As an actor, in the autumn of 1881, he created the role of Captain Harleigh in Claude Duval, a comic opera by Edward Solomon and Henry Pottinger Stephens, at London's Olympic Theatre. He then joined a tour of the D'Oyly Carte Opera Company from November 1881 to October 1882, playing the leading Gilbert and Sullivan tenor roles of Alexis in The Sorcerer, Ralph Rackstraw in H.M.S. Pinafore and Frederic in The Pirates of Penzance. In 1885, he appeared in London as Sir Lancelot in Dr. D, an English comic opera by C. P. Colnaghi and Cotsford Dick at the Royalty Theatre. One reviewer commented: "Mr. Leumane has a very pleasing tenor voice, and as Ralph Rackstraw he not merely sang well, but acted with an intelligence and point".

In 1887, as "C. H. Leumane", he made his first appearance in Australia with the J. C. Williamson Company in the leading Gilbert and Sullivan role of Prince Hilarion in the first Australian production Princess Ida. He continued with the company until 1890 in more Savoy Operas, as the Duke of Dunstable in Patience, Colonel Fairfax in The Yeomen of the Guard, and Marco in The Gondoliers. In between these productions, he also appeared in Australia as Geoffrey Wilder in Alfred Cellier's hit comic opera Dorothy, and was the title character in Gounod's Faust, including on the night in 1888, in Melbourne, when Frederick Federici died at the conclusion of the opera.

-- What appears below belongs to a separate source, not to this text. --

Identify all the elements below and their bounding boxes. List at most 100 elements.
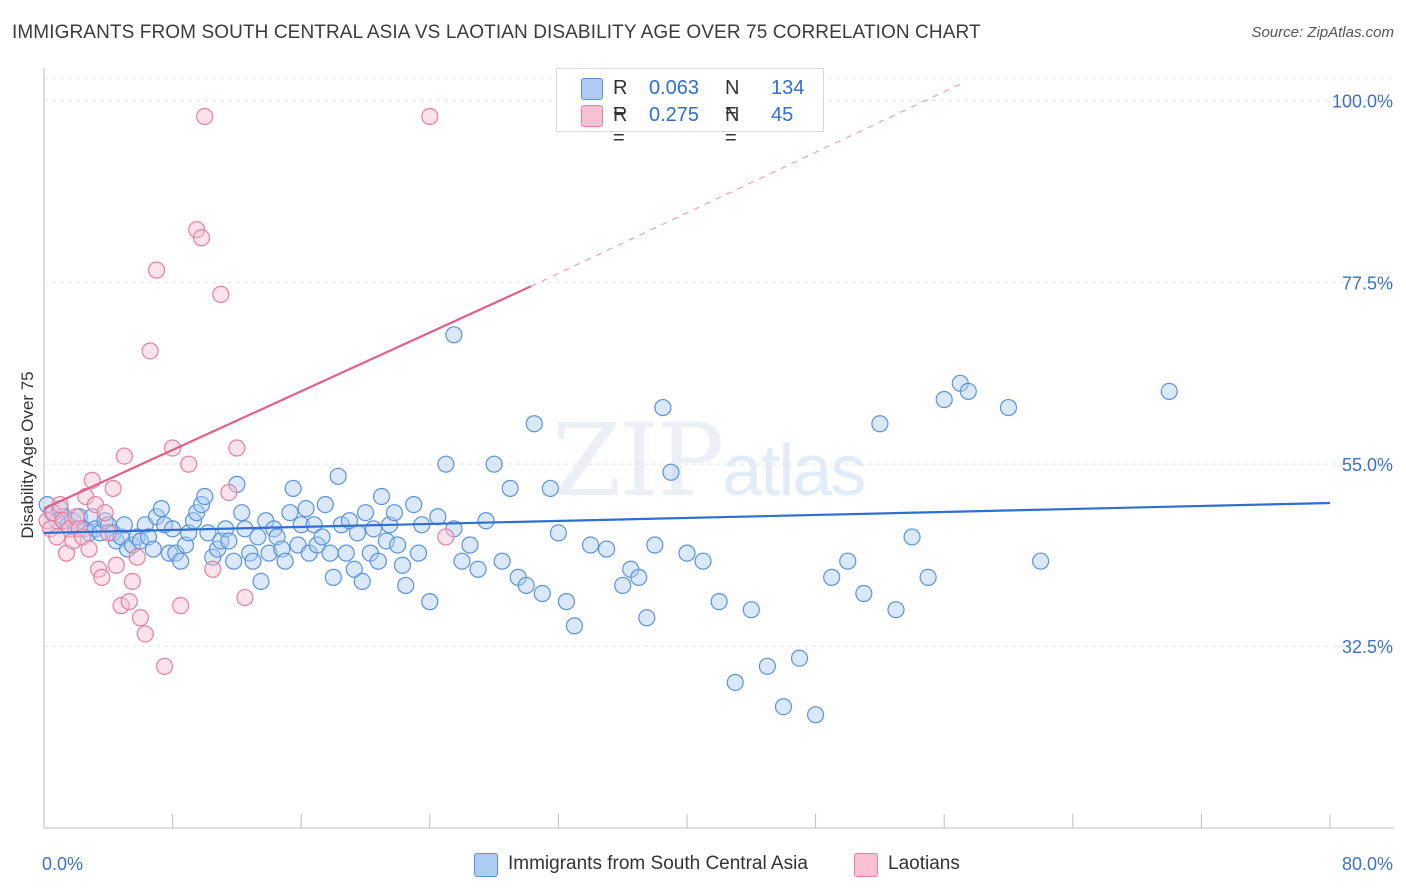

He repeated his roles in the first New Zealand productions of Dorothy, Yeomen and Princess Ida in 1890. He played the title role in his own opera, Mathias, in 1901.

He remained in Australia and died in South Australia in 1928.

== Writings ==
The Lambton Worm is an old folk tale, similar to the tale of Saint George and the Dragon, going back centuries which was turned into a children's pantomime. As "C. M. Leumane", he wrote the song, and the pantomime was first performed at Tyne Theatre and Opera House, Newcastle upon Tyne in 1867. The song became a local anthem.

He is credited as librettist (with the music by Ernest Truman) for the opera Mathias, which is based on the story "Le Juif Polonais" (or The Polish Jew) by M.M. Erckmann-Chatrian. This Opera was given its world premiere at the Criterion Theatre, Sydney, on 26 July 1901 with Leumane also credited as the director, and with playing/singing the part of Mathias. Leumane is also credited as the lyricist of the 1909 one-act musical play Coward or hero?

Leumane’s name also appears as the writer of the words and music of a work entitled "Advance Australia", which is described as a chorale for voice and piano.

An old photograph is signed (vertically in the top right hand corner) "Yours truly C. M. Leumane 27/11/90".